Career Growth with Tableau
Dana launched into her presentation with a catchy subtitle: "From cubicle monkey to analytics guru in three steps (made easy with Tableau)." She presented the challenges and rewards of growing a Tableau user base across Wells Fargo, growing her professional network in the process. Her successful techniques for hosting group problem-solving and brainstorming have given her the confidence and skills to take Tableau dashboards directly to the CEO. In this respect, I'm reminded of the success story Dr. Jon Nakamoto presented at last year's customer conference, and this represents a trend of discarding stale Powerpoint slides in favor of live, rich analytics with Tableau. Of course, Dav Lion presented a technique during Devs-On-Stage for embedding Tableau within Powerpoint when slides are inescapable.
Dana's success story begins with last year's customer conference, where she met another Tableau user from Wells Fargo. Their early successes within their respective teams led to requests for demos by managers from multiple business lines, and they built enough interest to launch a user group. Dana has been invited to attend executive business strategy meetings, and Tableau has helped grow her network into Wachovia as the two companies merged.
How to use Tableau to get your analysis out of PowerPoint and into action
Turning to the topic of group problem solving, Dana described the key points for successful brainstorming sessions using Tableau.

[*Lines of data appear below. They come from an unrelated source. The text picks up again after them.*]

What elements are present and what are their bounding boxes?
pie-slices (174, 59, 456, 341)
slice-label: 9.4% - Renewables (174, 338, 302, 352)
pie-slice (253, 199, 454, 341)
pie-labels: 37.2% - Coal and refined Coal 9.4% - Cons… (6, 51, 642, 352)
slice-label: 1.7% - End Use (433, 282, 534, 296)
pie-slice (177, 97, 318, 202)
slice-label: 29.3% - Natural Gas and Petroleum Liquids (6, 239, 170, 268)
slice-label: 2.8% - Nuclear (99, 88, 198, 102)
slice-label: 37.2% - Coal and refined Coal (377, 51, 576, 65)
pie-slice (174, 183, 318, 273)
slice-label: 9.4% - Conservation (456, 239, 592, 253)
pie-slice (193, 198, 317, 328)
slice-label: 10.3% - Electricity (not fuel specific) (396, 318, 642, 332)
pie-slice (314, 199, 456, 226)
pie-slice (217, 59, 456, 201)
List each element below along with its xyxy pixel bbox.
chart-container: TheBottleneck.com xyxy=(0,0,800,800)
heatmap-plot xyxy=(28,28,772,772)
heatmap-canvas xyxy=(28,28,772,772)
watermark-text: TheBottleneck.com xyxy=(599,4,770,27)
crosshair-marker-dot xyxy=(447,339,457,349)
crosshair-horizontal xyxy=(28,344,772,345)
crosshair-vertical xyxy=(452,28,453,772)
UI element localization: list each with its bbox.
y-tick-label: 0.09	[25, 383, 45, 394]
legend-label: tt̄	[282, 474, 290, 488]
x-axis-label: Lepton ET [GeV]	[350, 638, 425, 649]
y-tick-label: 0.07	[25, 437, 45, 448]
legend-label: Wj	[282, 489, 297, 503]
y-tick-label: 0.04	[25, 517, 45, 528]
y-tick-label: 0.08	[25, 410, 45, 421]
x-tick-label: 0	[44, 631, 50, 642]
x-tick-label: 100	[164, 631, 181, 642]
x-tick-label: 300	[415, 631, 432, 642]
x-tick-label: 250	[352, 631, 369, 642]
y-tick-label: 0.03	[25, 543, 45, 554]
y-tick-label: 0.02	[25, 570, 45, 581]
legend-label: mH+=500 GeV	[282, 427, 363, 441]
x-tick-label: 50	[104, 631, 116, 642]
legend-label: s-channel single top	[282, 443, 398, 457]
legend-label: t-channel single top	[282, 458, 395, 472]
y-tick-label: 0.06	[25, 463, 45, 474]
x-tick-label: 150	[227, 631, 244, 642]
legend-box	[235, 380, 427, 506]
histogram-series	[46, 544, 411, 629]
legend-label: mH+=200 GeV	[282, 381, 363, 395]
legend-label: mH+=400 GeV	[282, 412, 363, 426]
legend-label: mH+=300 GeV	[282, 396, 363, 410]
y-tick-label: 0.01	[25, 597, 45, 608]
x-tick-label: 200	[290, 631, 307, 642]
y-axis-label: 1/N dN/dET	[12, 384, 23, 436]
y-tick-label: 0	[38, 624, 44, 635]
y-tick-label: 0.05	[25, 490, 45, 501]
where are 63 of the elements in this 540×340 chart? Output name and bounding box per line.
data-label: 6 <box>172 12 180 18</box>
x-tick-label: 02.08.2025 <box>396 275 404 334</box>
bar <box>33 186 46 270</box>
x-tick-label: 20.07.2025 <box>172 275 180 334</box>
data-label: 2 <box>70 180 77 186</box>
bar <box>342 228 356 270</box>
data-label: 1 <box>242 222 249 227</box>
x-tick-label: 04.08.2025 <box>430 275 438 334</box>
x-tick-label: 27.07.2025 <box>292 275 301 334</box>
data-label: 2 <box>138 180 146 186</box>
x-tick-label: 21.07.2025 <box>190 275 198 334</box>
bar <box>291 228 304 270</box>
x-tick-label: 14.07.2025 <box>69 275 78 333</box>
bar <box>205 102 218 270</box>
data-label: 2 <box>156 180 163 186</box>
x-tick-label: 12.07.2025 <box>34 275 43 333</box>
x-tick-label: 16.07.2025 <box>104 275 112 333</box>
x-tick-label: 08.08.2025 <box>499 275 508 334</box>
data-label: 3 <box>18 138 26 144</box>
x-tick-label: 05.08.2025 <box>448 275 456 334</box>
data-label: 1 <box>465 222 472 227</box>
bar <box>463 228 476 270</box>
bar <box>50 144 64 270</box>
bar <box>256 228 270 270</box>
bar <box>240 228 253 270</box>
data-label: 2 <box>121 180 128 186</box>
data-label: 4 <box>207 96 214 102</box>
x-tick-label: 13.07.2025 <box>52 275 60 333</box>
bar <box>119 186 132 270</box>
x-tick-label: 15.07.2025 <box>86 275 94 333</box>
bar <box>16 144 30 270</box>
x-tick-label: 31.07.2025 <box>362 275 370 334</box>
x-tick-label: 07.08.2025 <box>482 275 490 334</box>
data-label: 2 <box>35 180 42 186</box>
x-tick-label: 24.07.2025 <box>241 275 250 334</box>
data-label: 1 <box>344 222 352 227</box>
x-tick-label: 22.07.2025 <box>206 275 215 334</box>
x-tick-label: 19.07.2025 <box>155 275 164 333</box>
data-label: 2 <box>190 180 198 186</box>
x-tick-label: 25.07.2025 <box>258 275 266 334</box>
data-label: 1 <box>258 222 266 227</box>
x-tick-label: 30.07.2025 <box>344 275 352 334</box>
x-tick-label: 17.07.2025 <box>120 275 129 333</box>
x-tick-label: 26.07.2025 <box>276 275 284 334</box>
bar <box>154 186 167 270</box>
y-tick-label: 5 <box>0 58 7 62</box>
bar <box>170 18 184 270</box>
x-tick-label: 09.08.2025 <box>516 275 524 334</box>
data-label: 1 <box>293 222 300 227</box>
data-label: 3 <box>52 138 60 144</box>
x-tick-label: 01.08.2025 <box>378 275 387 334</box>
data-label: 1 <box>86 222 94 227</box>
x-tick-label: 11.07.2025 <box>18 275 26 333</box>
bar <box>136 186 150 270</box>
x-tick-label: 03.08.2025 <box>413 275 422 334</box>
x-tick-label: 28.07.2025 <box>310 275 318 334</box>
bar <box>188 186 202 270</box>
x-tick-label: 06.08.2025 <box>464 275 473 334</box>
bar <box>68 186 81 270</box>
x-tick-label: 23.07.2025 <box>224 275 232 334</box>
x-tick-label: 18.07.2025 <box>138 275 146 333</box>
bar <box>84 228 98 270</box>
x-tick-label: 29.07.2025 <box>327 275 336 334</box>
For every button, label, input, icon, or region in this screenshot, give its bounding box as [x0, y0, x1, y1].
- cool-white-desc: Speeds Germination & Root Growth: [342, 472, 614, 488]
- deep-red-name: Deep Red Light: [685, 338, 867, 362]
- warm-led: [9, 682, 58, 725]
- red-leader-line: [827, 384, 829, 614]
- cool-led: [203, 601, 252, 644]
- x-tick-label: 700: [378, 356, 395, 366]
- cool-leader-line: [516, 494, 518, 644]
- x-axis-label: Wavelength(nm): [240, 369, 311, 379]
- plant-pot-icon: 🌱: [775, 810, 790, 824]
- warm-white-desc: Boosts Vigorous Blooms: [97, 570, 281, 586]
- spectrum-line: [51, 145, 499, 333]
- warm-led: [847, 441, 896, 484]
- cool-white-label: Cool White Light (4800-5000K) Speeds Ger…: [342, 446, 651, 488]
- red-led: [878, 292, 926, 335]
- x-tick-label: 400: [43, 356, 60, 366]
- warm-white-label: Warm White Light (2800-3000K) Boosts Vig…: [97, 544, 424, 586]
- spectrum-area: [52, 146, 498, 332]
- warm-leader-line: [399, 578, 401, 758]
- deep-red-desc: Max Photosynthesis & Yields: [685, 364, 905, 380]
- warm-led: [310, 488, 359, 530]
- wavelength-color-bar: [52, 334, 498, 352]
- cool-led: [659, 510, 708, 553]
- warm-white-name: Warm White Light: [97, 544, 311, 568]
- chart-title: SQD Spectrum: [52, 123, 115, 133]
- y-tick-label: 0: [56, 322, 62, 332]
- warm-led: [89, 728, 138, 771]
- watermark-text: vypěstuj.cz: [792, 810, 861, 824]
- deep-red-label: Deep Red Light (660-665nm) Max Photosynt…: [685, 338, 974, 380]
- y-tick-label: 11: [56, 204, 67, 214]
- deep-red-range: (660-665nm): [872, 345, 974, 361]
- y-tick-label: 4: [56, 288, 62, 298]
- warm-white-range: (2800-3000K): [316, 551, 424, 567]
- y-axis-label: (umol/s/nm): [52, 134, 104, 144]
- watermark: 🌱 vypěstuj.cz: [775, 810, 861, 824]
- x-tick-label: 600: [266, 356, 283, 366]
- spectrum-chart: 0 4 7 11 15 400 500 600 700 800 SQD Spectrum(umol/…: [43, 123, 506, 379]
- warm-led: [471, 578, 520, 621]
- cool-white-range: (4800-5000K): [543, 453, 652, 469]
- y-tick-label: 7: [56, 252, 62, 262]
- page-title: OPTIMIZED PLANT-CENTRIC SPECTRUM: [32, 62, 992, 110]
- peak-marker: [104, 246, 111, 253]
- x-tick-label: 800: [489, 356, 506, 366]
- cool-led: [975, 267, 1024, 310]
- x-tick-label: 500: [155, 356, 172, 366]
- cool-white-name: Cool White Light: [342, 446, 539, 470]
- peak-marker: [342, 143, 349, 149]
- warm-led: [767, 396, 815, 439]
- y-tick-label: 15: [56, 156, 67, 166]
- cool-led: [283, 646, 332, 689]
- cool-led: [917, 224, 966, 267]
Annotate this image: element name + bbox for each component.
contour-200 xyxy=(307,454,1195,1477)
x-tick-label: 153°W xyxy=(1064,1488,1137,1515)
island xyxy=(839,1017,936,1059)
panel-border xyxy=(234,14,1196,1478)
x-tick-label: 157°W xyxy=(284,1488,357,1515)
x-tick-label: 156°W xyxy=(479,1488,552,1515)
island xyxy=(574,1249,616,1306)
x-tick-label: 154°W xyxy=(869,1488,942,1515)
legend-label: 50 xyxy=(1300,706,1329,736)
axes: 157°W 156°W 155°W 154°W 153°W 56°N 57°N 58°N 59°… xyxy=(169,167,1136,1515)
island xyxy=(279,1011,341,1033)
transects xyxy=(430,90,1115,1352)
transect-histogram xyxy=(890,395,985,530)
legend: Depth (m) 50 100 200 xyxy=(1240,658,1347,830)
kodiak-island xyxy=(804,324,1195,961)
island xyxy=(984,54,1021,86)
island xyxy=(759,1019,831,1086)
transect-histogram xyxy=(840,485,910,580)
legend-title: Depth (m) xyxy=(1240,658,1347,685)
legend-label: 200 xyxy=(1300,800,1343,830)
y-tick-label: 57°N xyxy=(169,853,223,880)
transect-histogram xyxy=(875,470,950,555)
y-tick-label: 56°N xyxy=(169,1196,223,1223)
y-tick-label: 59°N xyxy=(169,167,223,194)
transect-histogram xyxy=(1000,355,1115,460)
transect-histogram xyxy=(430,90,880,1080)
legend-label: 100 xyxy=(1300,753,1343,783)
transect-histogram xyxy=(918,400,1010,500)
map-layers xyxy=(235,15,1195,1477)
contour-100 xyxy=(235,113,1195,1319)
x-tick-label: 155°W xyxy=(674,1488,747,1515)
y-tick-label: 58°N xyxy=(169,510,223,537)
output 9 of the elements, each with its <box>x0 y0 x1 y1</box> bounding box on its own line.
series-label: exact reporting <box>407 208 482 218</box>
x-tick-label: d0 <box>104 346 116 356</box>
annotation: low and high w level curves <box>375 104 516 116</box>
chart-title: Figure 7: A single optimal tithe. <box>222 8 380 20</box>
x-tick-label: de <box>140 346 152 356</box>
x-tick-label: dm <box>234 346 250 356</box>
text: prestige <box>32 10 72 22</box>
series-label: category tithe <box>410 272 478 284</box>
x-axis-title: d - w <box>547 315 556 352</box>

- Sessions should involve 2-5 people
- Expect to need an overhead projector
- Make popcorn! (or other techniques to make folks comfortable)
- QA your data: ensure that it's clean, and do some preliminary analysis. Dana recommends preparing around five worksheets in advance. This provides a launching point for discussion, and gives the meeting leader some familiarity with the data.
- Schedule as 50-60 minute meeting
- Create an agenda and stick to it
Identifying outliers is a key goal of Dana's sessions, and she recommends a few techniques for glancing at the data from a different perspective:
- Table-calcs, such as % change, help expose trends that might otherwise be hidden.
- A "Q-tip" diagram is a compact view similar to a sparklines, but uses line width and color encodings to draw attention to outliers across a dimension such as time.
- An x-y scatterplot with size & color encoding for key dimensions are good at clustering related data points, leaving outliers as isolated marks.